Но тон повествования изменился, он сделался лиричным, в книжке прославлялась революция. Наступил апофеоз 1789 года, Жак Добряк торжествовал. После взятия Бастилии, пока крестьяне жгли замки, ночь 4 августа узаконила завоевания веков, признав человеческую свободу и гражданское равенство. «В одну ночь землепашец сделался равным сеньору, который, опираясь на силу древних пергаментов, пил его пот и пожирал плоды его трудов». Уничтожение крепостного состояния, всех привилегий аристократии, духовных и сеньориальных судов, выкуп старинных повинностей, уравнение податей, допущение всех граждан к гражданским и военным должностям. Список продолжался, все бедствия, казалось, исчезали одно за другим.
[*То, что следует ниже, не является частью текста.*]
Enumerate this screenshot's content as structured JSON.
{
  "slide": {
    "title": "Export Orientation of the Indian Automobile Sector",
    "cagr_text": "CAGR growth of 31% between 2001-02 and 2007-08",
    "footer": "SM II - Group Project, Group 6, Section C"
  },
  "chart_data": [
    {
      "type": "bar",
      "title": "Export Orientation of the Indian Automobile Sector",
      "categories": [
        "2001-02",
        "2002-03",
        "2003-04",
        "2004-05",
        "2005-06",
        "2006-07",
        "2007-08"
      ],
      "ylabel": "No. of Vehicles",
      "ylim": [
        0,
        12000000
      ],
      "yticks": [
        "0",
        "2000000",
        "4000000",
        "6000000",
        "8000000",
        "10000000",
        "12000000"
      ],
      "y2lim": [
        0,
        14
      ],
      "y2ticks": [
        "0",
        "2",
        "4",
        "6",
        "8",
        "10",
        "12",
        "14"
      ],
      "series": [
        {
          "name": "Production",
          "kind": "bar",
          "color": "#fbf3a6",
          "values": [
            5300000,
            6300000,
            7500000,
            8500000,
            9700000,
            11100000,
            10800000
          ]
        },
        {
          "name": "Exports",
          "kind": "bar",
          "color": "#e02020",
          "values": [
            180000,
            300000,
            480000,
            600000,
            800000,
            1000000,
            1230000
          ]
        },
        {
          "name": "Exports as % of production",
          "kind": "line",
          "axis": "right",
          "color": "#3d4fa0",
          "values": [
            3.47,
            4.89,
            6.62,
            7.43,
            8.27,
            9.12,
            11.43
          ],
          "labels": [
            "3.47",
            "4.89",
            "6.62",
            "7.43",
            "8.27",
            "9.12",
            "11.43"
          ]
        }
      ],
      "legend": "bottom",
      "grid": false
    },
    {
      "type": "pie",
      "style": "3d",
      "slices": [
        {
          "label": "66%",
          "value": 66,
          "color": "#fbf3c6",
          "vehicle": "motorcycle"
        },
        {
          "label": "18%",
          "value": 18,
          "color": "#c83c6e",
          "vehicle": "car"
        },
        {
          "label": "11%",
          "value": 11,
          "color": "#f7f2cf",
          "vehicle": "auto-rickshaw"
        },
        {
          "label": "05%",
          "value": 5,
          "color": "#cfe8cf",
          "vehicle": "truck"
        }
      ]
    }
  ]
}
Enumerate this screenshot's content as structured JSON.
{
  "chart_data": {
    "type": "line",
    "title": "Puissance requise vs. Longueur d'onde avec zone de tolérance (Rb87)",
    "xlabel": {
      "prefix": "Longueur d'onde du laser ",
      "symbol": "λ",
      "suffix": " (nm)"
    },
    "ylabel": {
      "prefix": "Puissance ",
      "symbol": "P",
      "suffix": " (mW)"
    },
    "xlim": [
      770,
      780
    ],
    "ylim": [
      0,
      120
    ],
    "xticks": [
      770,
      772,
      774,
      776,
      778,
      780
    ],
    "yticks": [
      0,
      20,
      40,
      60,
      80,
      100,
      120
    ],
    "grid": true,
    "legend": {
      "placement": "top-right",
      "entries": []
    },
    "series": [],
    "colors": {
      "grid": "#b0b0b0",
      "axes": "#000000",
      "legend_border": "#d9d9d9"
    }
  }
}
Это была осанна новому, золотому веку, открывающемуся перед землевладельцем. Ему, царю и кормильцу мира, пелись восторженные дифирамбы. Только он, только он один достоин уважения: на колени перед святым плугом! Затем в пламенных выражениях клеймились ужасы 1793 года, и книжка завершалась неумеренной похвалой Наполеону, детищу Революции, который сумел «вытащить ее из трясины распущенности, чтобы создать счастье деревень».